Maximum efficiency means doubling every cycle. The standard curve points here represent 10x dilutions. We can compare the amplification curves for the standard curve samples against a standard ruler: a set of idealized curves \(y(c) = y_0 2^c\) with \(y_0\) spaced \(10\times\) apart.

plot_amp <- function(data, color) {
  ggplot(data, aes(x = `Cycle Number`, y = dRn)) +
    geom_line(mapping = aes(
      color = as.factor({{ color }}),
      group = interaction(plate, Well),
    )) +
    scale_y_log10(limits = c(1e-3, 1e1))
}

ruler <- function(y0_from, num_rules) {
  y0 <- 10^seq(from = y0_from, by = -1, length.out = num_rules)
  rules <- crossing(`Cycle Number` = amp_data$`Cycle Number`, y0 = y0) |>
    mutate(dRn = y0 * 2^`Cycle Number`)
  geom_line(
    data = rules,
    mapping = aes(group = y0),
    color = "black"
  )
}

plot_amp_with_ruler <- function(target, y0_from, num_rules) {
  amp_data |>
    filter(!is.na(quantity), Target == target) |>
    plot_amp(quantity) +
    ruler(y0_from, num_rules) +
    labs(title = target)
}
plot_amp_with_ruler("16S", -6, 5)
Warning in self$trans$transform(x): NaNs produced
Warning: Transformation introduced infinite values in continuous y-axis
Warning: Removed 11 rows containing missing values (`geom_line()`).
Warning: Removed 133 rows containing missing values (`geom_line()`).

plot_amp_with_ruler("CrA", -5, 5)
Warning in self$trans$transform(x): NaNs produced
Warning: Transformation introduced infinite values in continuous y-axis
Warning: Removed 25 rows containing missing values (`geom_line()`).
Warning: Removed 133 rows containing missing values (`geom_line()`).

plot_amp_with_ruler("Noro", -8, 5)
Warning in self$trans$transform(x): NaNs produced
Warning: Transformation introduced infinite values in continuous y-axis
Warning: Removed 53 rows containing missing values (`geom_line()`).
Warning: Removed 136 rows containing missing values (`geom_line()`).
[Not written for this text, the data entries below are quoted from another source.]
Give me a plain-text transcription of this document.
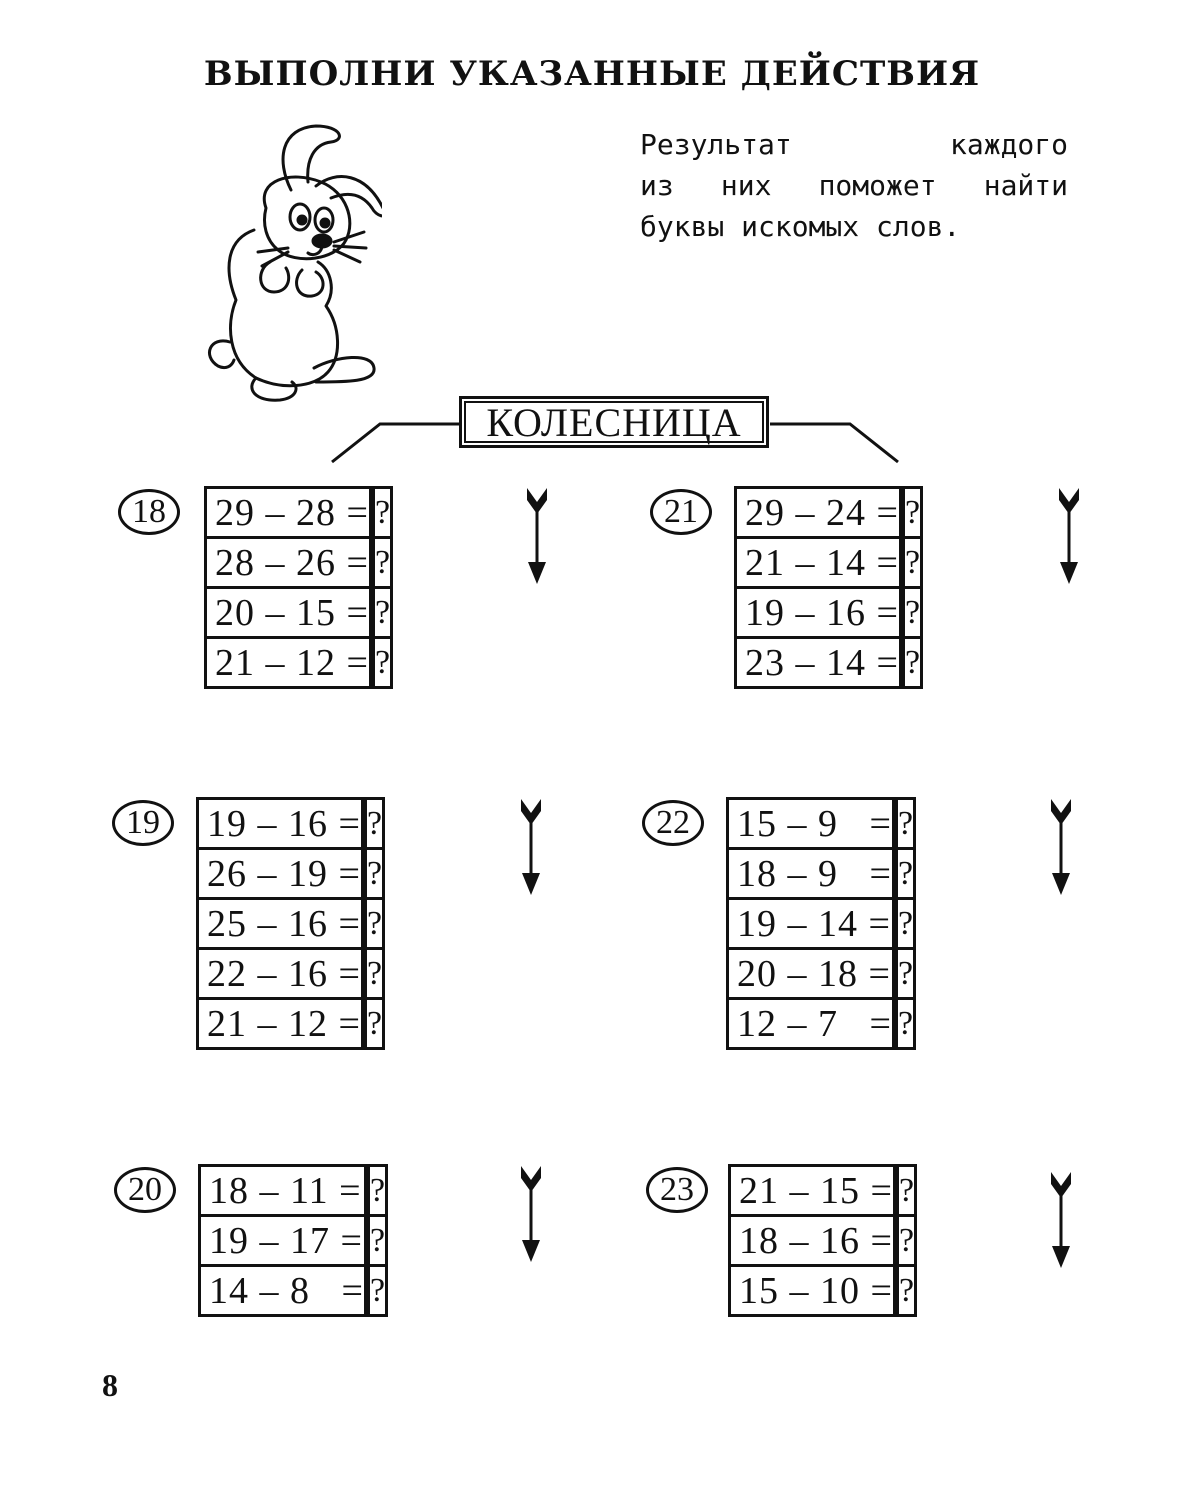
ВЫПОЛНИ УКАЗАННЫЕ ДЕЙСТВИЯ

Результат каждого
из них поможет найти
буквы искомых слов.

КОЛЕСНИЦА
18	29 – 28 =		?
28 – 26 =		?
20 – 15 =		?
21 – 12 =		?
21	29 – 24 =		?
21 – 14 =		?
19 – 16 =		?
23 – 14 =		?
19	19 – 16 =		?
26 – 19 =		?
25 – 16 =		?
22 – 16 =		?
21 – 12 =		?
22	15 – 9   =		?
18 – 9   =		?
19 – 14 =		?
20 – 18 =		?
12 – 7   =		?
20	18 – 11 =		?
19 – 17 =		?
14 – 8   =		?
23	21 – 15 =		?
18 – 16 =		?
15 – 10 =		?
8
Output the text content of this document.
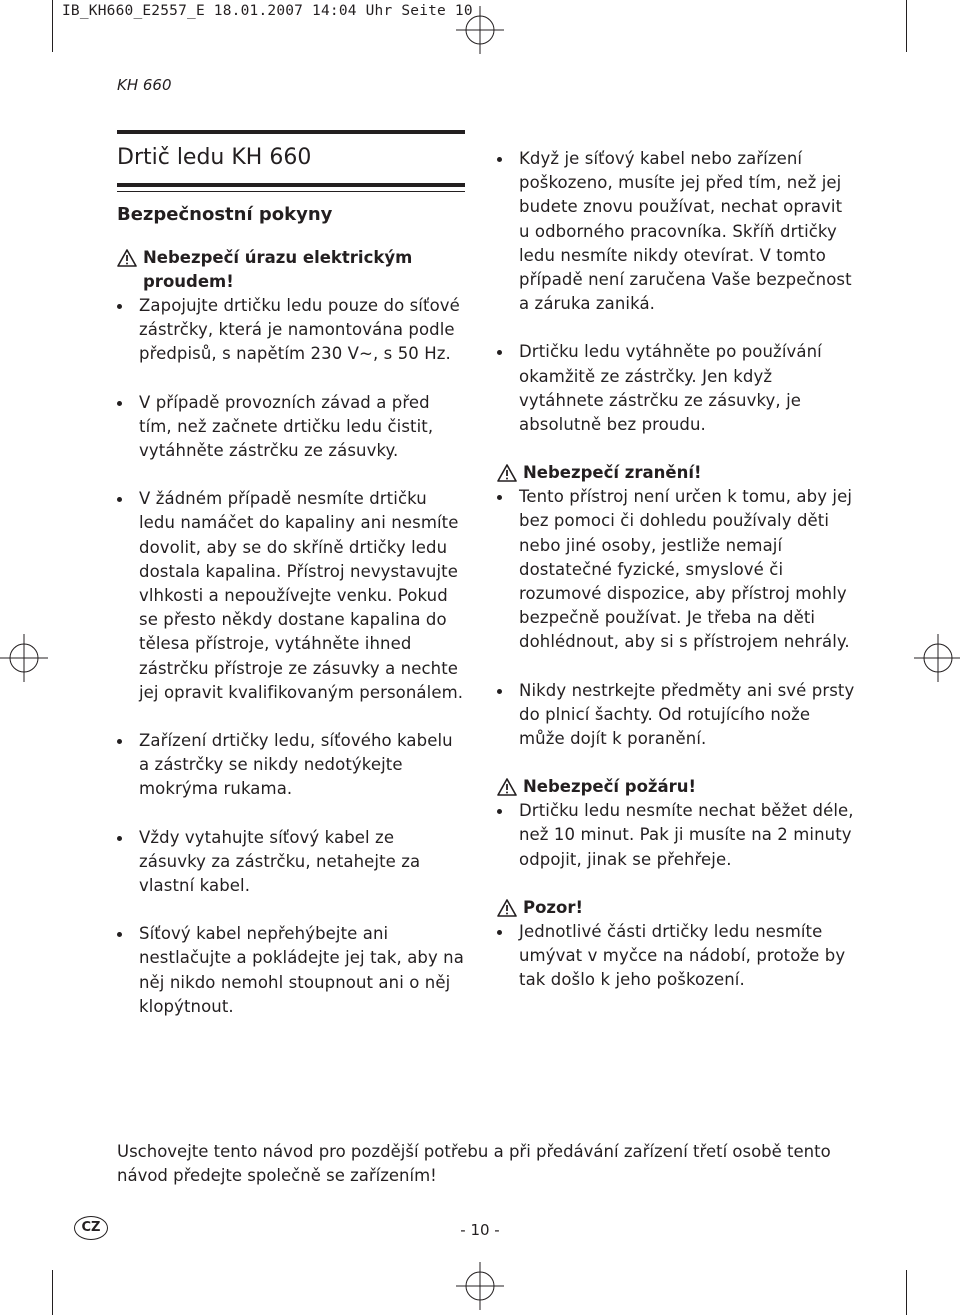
IB_KH660_E2557_E 18.01.2007 14:04 Uhr Seite 10
KH 660
Drtič ledu KH 660
Bezpečnostní pokyny
Nebezpečí úrazu elektrickým proudem!
Zapojujte drtičku ledu pouze do síťové zástrčky, která je namontována podle předpisů, s napětím 230 V~, s 50 Hz.
V případě provozních závad a před tím, než začnete drtičku ledu čistit, vytáhněte zástrčku ze zásuvky.
V žádném případě nesmíte drtičku ledu namáčet do kapaliny ani nesmíte dovolit, aby se do skříně drtičky ledu dostala kapalina. Přístroj nevystavujte vlhkosti a nepoužívejte venku. Pokud se přesto někdy dostane kapalina do tělesa přístroje, vytáhněte ihned zástrčku přístroje ze zásuvky a nechte jej opravit kvalifikovaným personálem.
Zařízení drtičky ledu, síťového kabelu a zástrčky se nikdy nedotýkejte mokrýma rukama.
Vždy vytahujte síťový kabel ze zásuvky za zástrčku, netahejte za vlastní kabel.
Síťový kabel nepřehýbejte ani nestlačujte a pokládejte jej tak, aby na něj nikdo nemohl stoupnout ani o něj klopýtnout.
Když je síťový kabel nebo zařízení poškozeno, musíte jej před tím, než jej budete znovu používat, nechat opravit u odborného pracovníka. Skříň drtičky ledu nesmíte nikdy otevírat. V tomto případě není zaručena Vaše bezpečnost a záruka zaniká.
Drtičku ledu vytáhněte po používání okamžitě ze zástrčky. Jen když vytáhnete zástrčku ze zásuvky, je absolutně bez proudu.
Nebezpečí zranění!
Tento přístroj není určen k tomu, aby jej bez pomoci či dohledu používaly děti nebo jiné osoby, jestliže nemají dostatečné fyzické, smyslové či rozumové dispozice, aby přístroj mohly bezpečně používat. Je třeba na děti dohlédnout, aby si s přístrojem nehrály.
Nikdy nestrkejte předměty ani své prsty do plnicí šachty. Od rotujícího nože může dojít k poranění.
Nebezpečí požáru!
Drtičku ledu nesmíte nechat běžet déle, než 10 minut. Pak ji musíte na 2 minuty odpojit, jinak se přehřeje.
Pozor!
Jednotlivé části drtičky ledu nesmíte umývat v myčce na nádobí, protože by tak došlo k jeho poškození.
Uschovejte tento návod pro pozdější potřebu a při předávání zařízení třetí osobě tento návod předejte společně se zařízením!
CZ	- 10 -
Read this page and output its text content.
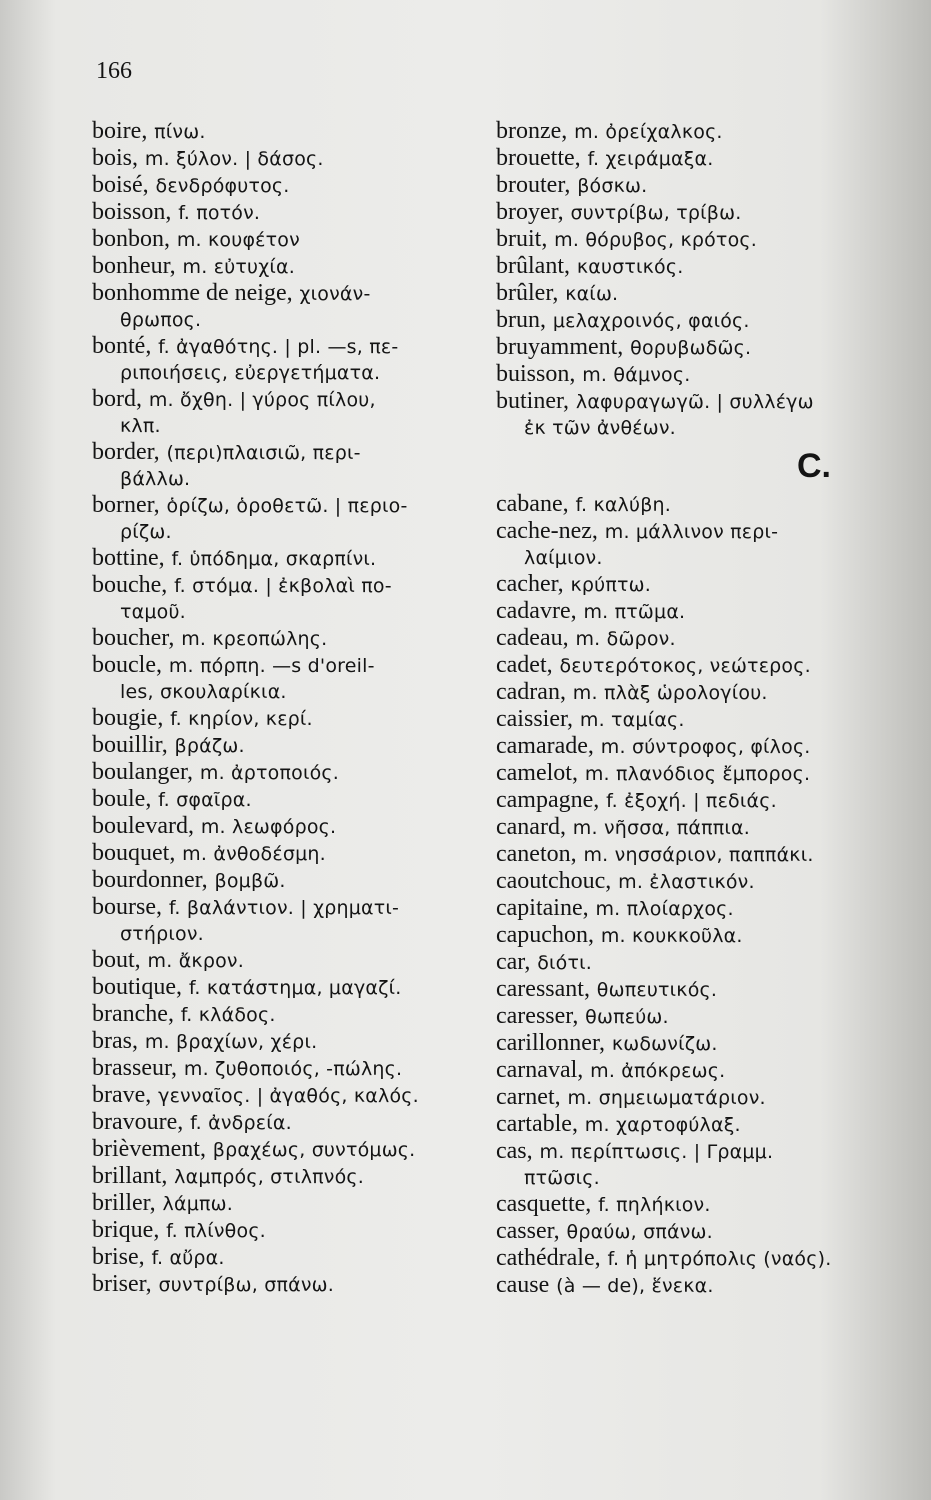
166
boire, πίνω.
bois, m. ξύλον. | δάσος.
boisé, δενδρόφυτος.
boisson, f. ποτόν.
bonbon, m. κουφέτον
bonheur, m. εὐτυχία.
bonhomme de neige, χιονάν-
θρωπος.
bonté, f. ἀγαθότης. | pl. —s, πε-
ριποιήσεις, εὐεργετήματα.
bord, m. ὄχθη. | γύρος πίλου,
κλπ.
border, (περι)πλαισιῶ, περι-
βάλλω.
borner, ὁρίζω, ὁροθετῶ. | περιο-
ρίζω.
bottine, f. ὑπόδημα, σκαρπίνι.
bouche, f. στόμα. | ἐκβολαὶ πο-
ταμοῦ.
boucher, m. κρεοπώλης.
boucle, m. πόρπη. —s d'oreil-
les, σκουλαρίκια.
bougie, f. κηρίον, κερί.
bouillir, βράζω.
boulanger, m. ἀρτοποιός.
boule, f. σφαῖρα.
boulevard, m. λεωφόρος.
bouquet, m. ἀνθοδέσμη.
bourdonner, βομβῶ.
bourse, f. βαλάντιον. | χρηματι-
στήριον.
bout, m. ἄκρον.
boutique, f. κατάστημα, μαγαζί.
branche, f. κλάδος.
bras, m. βραχίων, χέρι.
brasseur, m. ζυθοποιός, -πώλης.
brave, γενναῖος. | ἀγαθός, καλός.
bravoure, f. ἀνδρεία.
brièvement, βραχέως, συντόμως.
brillant, λαμπρός, στιλπνός.
briller, λάμπω.
brique, f. πλίνθος.
brise, f. αὔρα.
briser, συντρίβω, σπάνω.
bronze, m. ὀρείχαλκος.
brouette, f. χειράμαξα.
brouter, βόσκω.
broyer, συντρίβω, τρίβω.
bruit, m. θόρυβος, κρότος.
brûlant, καυστικός.
brûler, καίω.
brun, μελαχροινός, φαιός.
bruyamment, θορυβωδῶς.
buisson, m. θάμνος.
butiner, λαφυραγωγῶ. | συλλέγω
ἐκ τῶν ἀνθέων.
C.
cabane, f. καλύβη.
cache-nez, m. μάλλινον περι-
λαίμιον.
cacher, κρύπτω.
cadavre, m. πτῶμα.
cadeau, m. δῶρον.
cadet, δευτερότοκος, νεώτερος.
cadran, m. πλὰξ ὡρολογίου.
caissier, m. ταμίας.
camarade, m. σύντροφος, φίλος.
camelot, m. πλανόδιος ἔμπορος.
campagne, f. ἐξοχή. | πεδιάς.
canard, m. νῆσσα, πάππια.
caneton, m. νησσάριον, παππάκι.
caoutchouc, m. ἐλαστικόν.
capitaine, m. πλοίαρχος.
capuchon, m. κουκκοῦλα.
car, διότι.
caressant, θωπευτικός.
caresser, θωπεύω.
carillonner, κωδωνίζω.
carnaval, m. ἀπόκρεως.
carnet, m. σημειωματάριον.
cartable, m. χαρτοφύλαξ.
cas, m. περίπτωσις. | Γραμμ.
πτῶσις.
casquette, f. πηλήκιον.
casser, θραύω, σπάνω.
cathédrale, f. ἡ μητρόπολις (ναός).
cause (à — de), ἕνεκα.
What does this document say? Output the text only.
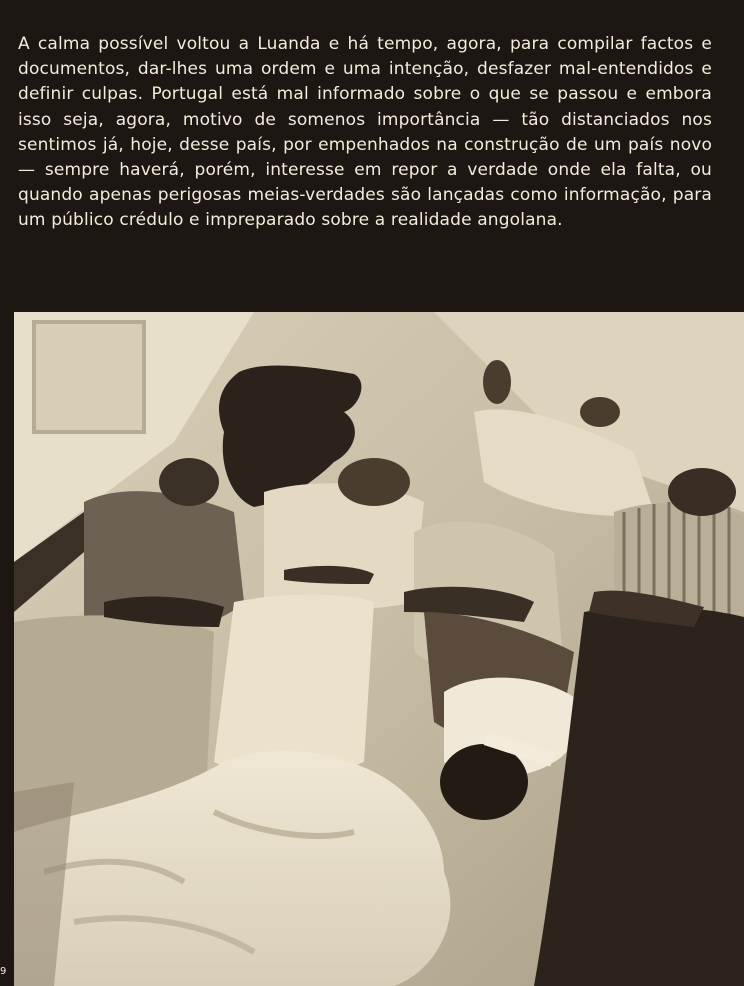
A calma possível voltou a Luanda e há tempo, agora, para compilar factos e documentos, dar-lhes uma ordem e uma intenção, desfazer mal-entendidos e definir culpas. Portugal está mal informado sobre o que se passou e embora isso seja, agora, motivo de somenos importância — tão distanciados nos sentimos já, hoje, desse país, por empenhados na construção de um país novo — sempre haverá, porém, interesse em repor a verdade onde ela falta, ou quando apenas perigosas meias-verdades são lançadas como informação, para um público crédulo e impreparado sobre a realidade angolana.

9
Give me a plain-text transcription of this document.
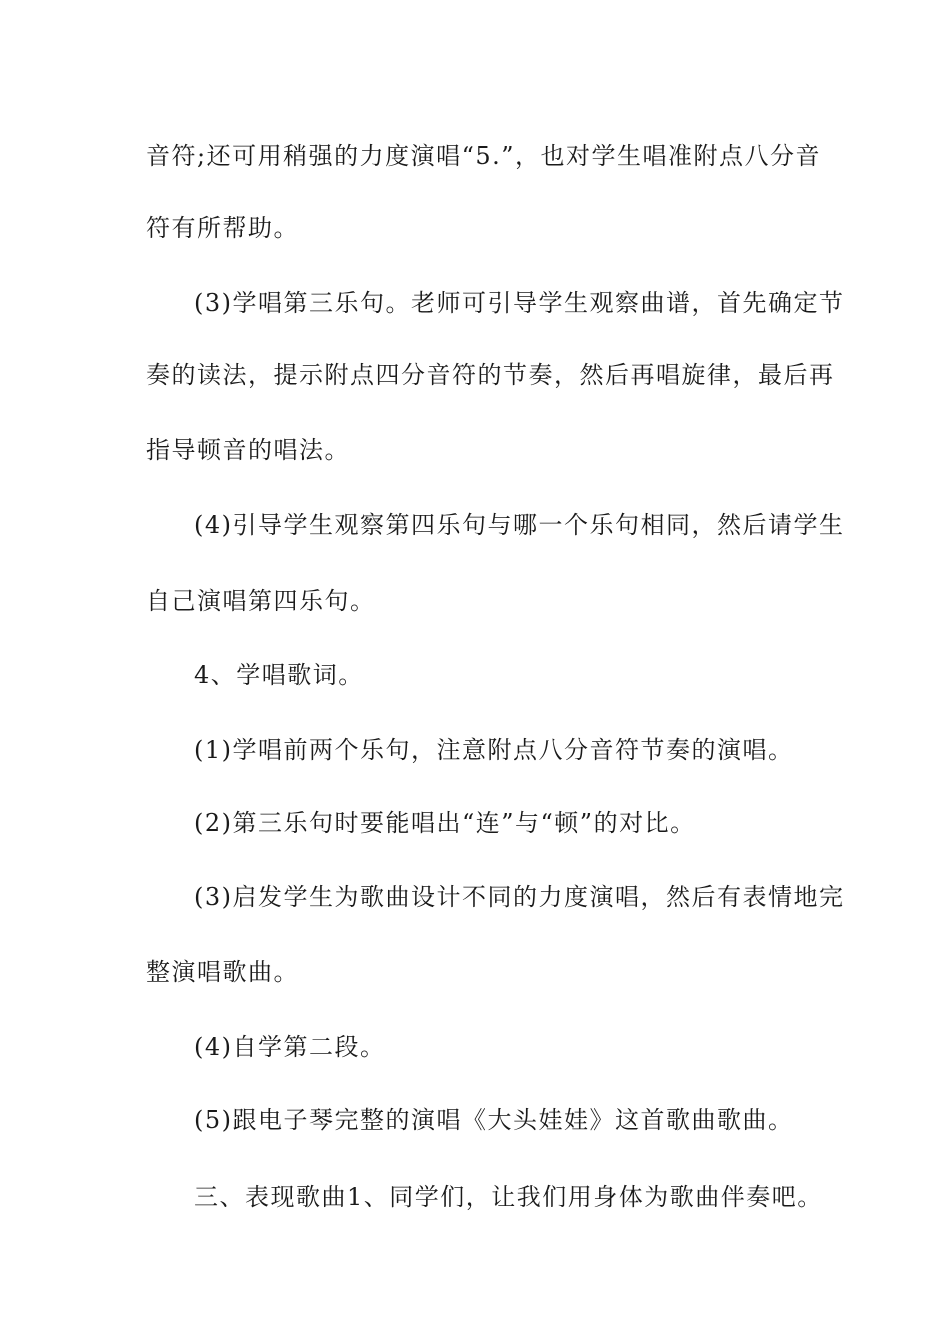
音符;还可用稍强的力度演唱“5.”，也对学生唱准附点八分音
符有所帮助。
(3)学唱第三乐句。老师可引导学生观察曲谱，首先确定节
奏的读法，提示附点四分音符的节奏，然后再唱旋律，最后再
指导顿音的唱法。
(4)引导学生观察第四乐句与哪一个乐句相同，然后请学生
自己演唱第四乐句。
4、学唱歌词。
(1)学唱前两个乐句，注意附点八分音符节奏的演唱。
(2)第三乐句时要能唱出“连”与“顿”的对比。
(3)启发学生为歌曲设计不同的力度演唱，然后有表情地完
整演唱歌曲。
(4)自学第二段。
(5)跟电子琴完整的演唱《大头娃娃》这首歌曲歌曲。
三、表现歌曲1、同学们，让我们用身体为歌曲伴奏吧。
plot_amp_with_ruler("Cov2", -9, 5)
Warning in self$trans$transform(x): NaNs produced
Warning: Transformation introduced infinite values in continuous y-axis
Warning: Removed 93 rows containing missing values (`geom_line()`).
Warning: Removed 142 rows containing missing values (`geom_line()`).

dilution_kits <- c(
  "Invitrogen PureLink RNA",
  "QIAamp Viral RNA mini kit",
  "Qiagen AllPrep PowerViral DNA/RNA",
  "Zymo quick-RNA"
)
target <- "Noro"
amp_data |>
  filter(Target == target, is.element(Extraction_kit, dilution_kits)) |>
  plot_amp(dilution) +
  ruler(-9, 3) +
  facet_wrap(~Extraction_kit) +
  labs(title = target)
Warning in self$trans$transform(x): NaNs produced
Warning: Transformation introduced infinite values in continuous y-axis
Warning: Removed 118 rows containing missing values (`geom_line()`).
Warning: Removed 80 rows containing missing values (`geom_line()`).

target <- "CrA"
amp_data |>
  filter(Target == target, is.element(Extraction_kit, dilution_kits)) |>
  plot_amp(dilution) +
  ruler(-7, 3) +
  facet_wrap(~Extraction_kit) +
  labs(title = target)
Warning in self$trans$transform(x): NaNs produced
Warning: Transformation introduced infinite values in continuous y-axis
Warning: Removed 76 rows containing missing values (`geom_line()`).
Warning: Removed 80 rows containing missing values (`geom_line()`).